The day of May 1, 1900 started off as any other ordinary day for the miners in Scofield, Utah. Early in the morning, the men and boys kissed their wives and mothers good-bye as they left for a hard day’s work in the mines. Later in the day was to be festivities celebrating May Day, to which many of the miners were looking forward. None could predict that many of the miners would not live to see later in the day.
At around 10:28 AM, there was a very loud noise that came from mine No. 4 — one of the two mines belonging to the Pleasant Valley Coal Company at Winter Quarters. Many people in the town heard the blast, but thought it was fireworks for the celebration later in the day. Mine employees not working in the mine realized it was something more serious, however. One of the employees was mine superintendent T.J. Parmley who put together a search and rescue party to go into the mines. What the team found was death and devastation.
Although the cause for the explosion is not known for certain, there is speculation that blasting powder exploded and set off a chain reaction when highly explosive coal dust — which the mine was covered with — blew up following the initial blast.
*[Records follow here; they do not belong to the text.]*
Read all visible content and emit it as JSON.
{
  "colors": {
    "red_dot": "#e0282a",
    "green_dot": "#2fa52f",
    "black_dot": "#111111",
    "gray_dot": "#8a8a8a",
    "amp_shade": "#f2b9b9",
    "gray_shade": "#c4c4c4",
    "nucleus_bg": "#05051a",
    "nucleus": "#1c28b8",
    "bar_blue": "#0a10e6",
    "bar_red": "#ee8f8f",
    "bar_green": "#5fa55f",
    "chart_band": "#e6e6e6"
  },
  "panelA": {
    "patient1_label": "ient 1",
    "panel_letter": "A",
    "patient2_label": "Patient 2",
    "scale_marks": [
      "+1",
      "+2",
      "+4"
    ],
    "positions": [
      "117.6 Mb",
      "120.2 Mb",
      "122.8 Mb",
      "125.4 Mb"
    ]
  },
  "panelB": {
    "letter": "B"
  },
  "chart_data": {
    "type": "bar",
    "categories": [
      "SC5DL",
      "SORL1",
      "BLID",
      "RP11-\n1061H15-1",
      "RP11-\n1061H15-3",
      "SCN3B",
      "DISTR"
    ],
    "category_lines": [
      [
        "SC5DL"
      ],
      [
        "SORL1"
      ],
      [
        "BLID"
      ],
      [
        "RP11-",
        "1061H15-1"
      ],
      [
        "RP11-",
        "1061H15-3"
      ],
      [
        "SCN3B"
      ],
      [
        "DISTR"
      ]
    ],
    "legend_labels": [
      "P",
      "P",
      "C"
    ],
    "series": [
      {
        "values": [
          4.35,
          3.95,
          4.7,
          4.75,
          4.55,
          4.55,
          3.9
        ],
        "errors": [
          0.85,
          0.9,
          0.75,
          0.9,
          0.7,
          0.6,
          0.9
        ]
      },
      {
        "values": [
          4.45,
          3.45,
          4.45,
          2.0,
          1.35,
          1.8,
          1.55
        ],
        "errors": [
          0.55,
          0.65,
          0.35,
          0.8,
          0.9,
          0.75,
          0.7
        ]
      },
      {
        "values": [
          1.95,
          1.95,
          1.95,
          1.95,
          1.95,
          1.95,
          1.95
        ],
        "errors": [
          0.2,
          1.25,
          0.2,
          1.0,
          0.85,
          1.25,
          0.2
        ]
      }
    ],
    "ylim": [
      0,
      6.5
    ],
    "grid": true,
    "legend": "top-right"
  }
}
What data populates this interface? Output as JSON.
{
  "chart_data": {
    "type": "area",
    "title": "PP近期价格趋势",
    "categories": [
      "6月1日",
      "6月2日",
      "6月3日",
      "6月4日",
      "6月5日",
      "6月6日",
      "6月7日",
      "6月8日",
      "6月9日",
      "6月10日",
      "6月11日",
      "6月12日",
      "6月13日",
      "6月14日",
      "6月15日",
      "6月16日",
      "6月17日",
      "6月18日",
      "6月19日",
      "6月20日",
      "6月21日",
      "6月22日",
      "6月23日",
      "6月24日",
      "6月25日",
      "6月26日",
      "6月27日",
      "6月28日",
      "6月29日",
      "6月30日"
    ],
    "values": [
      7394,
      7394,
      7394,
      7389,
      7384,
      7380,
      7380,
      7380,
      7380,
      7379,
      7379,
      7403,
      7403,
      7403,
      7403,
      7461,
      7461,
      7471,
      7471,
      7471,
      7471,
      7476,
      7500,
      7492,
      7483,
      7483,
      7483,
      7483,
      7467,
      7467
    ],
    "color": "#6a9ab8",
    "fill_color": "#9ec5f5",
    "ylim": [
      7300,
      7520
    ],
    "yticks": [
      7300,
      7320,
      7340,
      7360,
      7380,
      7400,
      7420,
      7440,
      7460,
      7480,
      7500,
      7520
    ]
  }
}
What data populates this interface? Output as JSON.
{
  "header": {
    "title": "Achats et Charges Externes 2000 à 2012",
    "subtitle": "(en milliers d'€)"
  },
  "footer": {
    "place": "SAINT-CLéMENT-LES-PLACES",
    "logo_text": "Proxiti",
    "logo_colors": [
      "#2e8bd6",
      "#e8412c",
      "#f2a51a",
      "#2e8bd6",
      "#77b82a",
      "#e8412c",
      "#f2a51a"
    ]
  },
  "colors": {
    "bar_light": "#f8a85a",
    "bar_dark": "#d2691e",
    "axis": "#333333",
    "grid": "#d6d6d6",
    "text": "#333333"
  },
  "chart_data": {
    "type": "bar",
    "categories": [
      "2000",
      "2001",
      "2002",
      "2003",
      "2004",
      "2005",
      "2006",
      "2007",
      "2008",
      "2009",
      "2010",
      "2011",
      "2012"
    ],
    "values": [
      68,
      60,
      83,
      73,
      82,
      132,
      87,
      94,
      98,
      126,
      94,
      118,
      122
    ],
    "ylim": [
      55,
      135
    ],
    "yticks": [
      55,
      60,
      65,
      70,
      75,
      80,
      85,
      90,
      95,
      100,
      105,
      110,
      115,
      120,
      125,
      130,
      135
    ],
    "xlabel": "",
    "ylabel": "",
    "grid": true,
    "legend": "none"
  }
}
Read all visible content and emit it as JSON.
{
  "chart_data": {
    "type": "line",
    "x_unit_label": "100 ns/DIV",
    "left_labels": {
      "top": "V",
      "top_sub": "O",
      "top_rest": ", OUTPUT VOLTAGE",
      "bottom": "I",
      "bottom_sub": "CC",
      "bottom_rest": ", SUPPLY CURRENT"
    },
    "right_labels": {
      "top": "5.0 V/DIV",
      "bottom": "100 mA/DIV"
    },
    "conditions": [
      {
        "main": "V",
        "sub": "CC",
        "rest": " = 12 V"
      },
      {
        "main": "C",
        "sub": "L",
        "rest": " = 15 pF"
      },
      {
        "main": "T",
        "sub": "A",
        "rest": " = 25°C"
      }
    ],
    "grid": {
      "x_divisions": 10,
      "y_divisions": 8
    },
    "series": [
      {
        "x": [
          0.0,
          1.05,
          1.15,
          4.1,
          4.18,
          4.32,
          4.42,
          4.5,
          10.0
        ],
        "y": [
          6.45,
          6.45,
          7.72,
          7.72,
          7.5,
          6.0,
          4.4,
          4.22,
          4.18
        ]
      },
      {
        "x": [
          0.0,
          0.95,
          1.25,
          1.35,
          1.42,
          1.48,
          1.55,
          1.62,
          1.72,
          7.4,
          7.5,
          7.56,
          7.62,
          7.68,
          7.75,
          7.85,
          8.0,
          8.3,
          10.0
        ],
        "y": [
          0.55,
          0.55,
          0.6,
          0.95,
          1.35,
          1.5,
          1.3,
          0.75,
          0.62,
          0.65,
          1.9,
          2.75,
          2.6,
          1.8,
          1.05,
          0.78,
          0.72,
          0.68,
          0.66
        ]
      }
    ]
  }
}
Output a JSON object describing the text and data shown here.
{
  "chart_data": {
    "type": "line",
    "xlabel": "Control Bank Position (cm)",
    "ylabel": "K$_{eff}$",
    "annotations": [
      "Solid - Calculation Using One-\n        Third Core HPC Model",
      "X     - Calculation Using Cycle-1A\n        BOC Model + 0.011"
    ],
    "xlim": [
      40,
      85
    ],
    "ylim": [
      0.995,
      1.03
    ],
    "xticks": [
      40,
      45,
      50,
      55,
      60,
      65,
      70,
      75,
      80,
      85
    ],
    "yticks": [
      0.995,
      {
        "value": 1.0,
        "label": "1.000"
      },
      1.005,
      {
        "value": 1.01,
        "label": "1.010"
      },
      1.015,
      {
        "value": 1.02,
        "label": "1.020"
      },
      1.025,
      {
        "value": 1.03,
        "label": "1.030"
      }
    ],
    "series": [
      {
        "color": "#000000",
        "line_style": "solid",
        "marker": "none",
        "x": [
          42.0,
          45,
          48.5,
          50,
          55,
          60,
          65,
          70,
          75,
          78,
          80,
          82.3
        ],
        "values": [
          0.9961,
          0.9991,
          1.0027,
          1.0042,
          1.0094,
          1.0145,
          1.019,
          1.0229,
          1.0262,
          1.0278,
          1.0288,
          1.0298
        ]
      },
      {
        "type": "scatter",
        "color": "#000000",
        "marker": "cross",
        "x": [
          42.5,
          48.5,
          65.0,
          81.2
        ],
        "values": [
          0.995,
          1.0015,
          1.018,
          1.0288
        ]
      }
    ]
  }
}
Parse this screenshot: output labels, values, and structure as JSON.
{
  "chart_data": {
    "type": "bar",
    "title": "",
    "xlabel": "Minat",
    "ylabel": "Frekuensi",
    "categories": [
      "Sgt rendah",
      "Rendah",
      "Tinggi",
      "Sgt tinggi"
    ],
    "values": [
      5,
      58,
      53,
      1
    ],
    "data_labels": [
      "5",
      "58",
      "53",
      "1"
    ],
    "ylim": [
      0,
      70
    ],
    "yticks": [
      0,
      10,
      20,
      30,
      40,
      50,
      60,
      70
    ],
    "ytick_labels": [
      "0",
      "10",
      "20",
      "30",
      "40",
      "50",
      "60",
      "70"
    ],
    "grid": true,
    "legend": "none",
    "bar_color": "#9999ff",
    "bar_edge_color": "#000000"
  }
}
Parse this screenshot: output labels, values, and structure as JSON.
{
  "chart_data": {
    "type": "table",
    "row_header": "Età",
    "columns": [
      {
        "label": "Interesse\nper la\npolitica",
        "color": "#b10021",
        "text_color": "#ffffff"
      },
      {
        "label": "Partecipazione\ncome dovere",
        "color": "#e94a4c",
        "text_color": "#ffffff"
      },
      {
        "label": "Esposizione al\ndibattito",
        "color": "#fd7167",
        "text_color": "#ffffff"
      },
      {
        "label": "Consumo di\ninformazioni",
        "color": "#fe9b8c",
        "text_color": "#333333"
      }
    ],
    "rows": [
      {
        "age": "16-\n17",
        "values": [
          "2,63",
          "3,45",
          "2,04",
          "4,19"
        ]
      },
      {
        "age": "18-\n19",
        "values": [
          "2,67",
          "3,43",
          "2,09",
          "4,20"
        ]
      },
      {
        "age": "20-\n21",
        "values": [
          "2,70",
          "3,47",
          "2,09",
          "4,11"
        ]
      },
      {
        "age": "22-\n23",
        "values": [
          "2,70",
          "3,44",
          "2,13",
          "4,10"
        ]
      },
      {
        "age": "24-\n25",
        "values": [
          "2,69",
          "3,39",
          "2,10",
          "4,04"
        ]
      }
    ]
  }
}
When the rescue team got to the entrance to mine No. 4, they found it had been completely blocked with debris. When the entrance was finally cleared, they found the mine to be a death trap. Those who had survived the initial blast were suffocating from the “afterdamp” which consists of toxic gases combined with a lack of oxygen. Miners in adjourning mine No. 1 were not affected to the same degree by the blast, but they soon had to evacuate the mine due to poisonous gases escaping from mine No. 4.
By the end of the day, the body count had reached 200 victims. There were more bodies than available coffins and several had to imported from Denver. Casualties outside the mine itself include workers such as John Wilson who had been at the mouth of the mine at the time of the explosion. Wilson was flung 820 feet and was found lying against a tree.
Special trains were sent from Salt Lake City to retrieve the injured and those whose bodies would be laid to rest elsewhere. William Sharp, the company manager, also came by train from Salt Lake City with several doctors to assist the injured. When President William McKinley received news of the explosion, he wired his condolences:
“I desire to express my intense sorrow upon learning of the terrible calamity which has occurred at Scofield, and my deep sympathy with the wives, children and friends of the unfortunate victims of the explosion.”
The explosion affected everyone in Scofield. There was not a single family who did not have at least one loss. The Scofield mine disaster was the worst tragedy in American history up until that time. Four days after the incident, on May 5, two massive funerals were held in Scofield for the victims: one was a Lutheran service and the other was a Mormon service.
Harry Taylor, a lucky miner who survived with only injuries, recalls,
“I was repairing some track out on the dump when I started toward the mouth of the tunnel to get some tools. I got about fifty feet away from the tunnel mouth when suddenly there was an awful report and at the same time a black cloud, filled with rocks, bore down on me. I felt several small rocks strike me and then I felt a jolt on my side and then – then I came away.
“The next thing I knew I woke with a man pouring some brandy down my throat, and I saw the boys lying all around me moaning for help. We were fixed up and put on the train.”